I would have a question to the statistics of the following paper:

Bioinformatics, Volume 28, Issue 23, 1 December 2012, Pages 3013–3020, https://doi.org/10.1093/bioinformatics/bts569

Simple summary:

This paper deals with the identification of interaction sites of a protein binding to various RNAs. Imagine the RNA as a string of positions where the protein can bind to (x-axis), with the number of bindings on the y-axis. You get random binding by chance: The more copies of this exact RNA you have in the cell, the more instances of random binding. This function of binding (random or specific) was found to be nicely fitted with zero-truncated binomial distributions. The idea is that only positions on the RNA that significantly exceed these negative binomial distributions-fit are considered "specific".

My question concerns the calculation of this significance of exceeding the background: They imply that this p-value depends on the amount of RNA and show how they account for different RNA concentrations in point "2.3 Peak finding".

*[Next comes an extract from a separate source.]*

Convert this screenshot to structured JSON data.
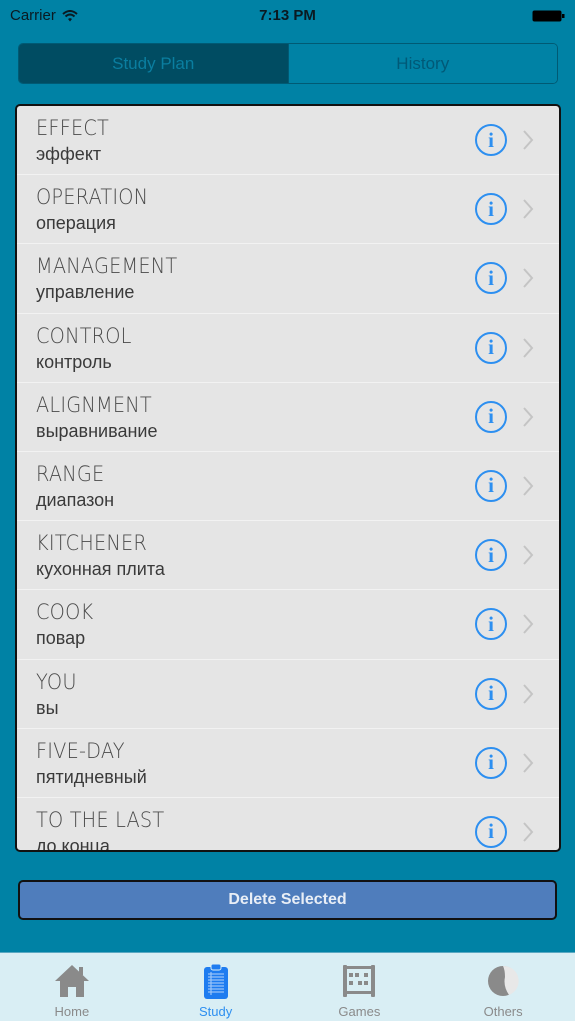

Could you explain this concentration dependence to me? It is known that RNA concentration is proportional to the overall amount of observed bindings, so you basically just fill up your RNA-positions with more binding-events, BUT the proportions can be assumed to stay the same.

Isn't this model already robust to different RNA concentrations? What I mean is: Given you have sufficient RNA concentrations, would even higher RNA concentration lead to higher p-values? (without accounting for concentration) So would you expect to find more positions of specific binding, the higher the concentration of the RNA?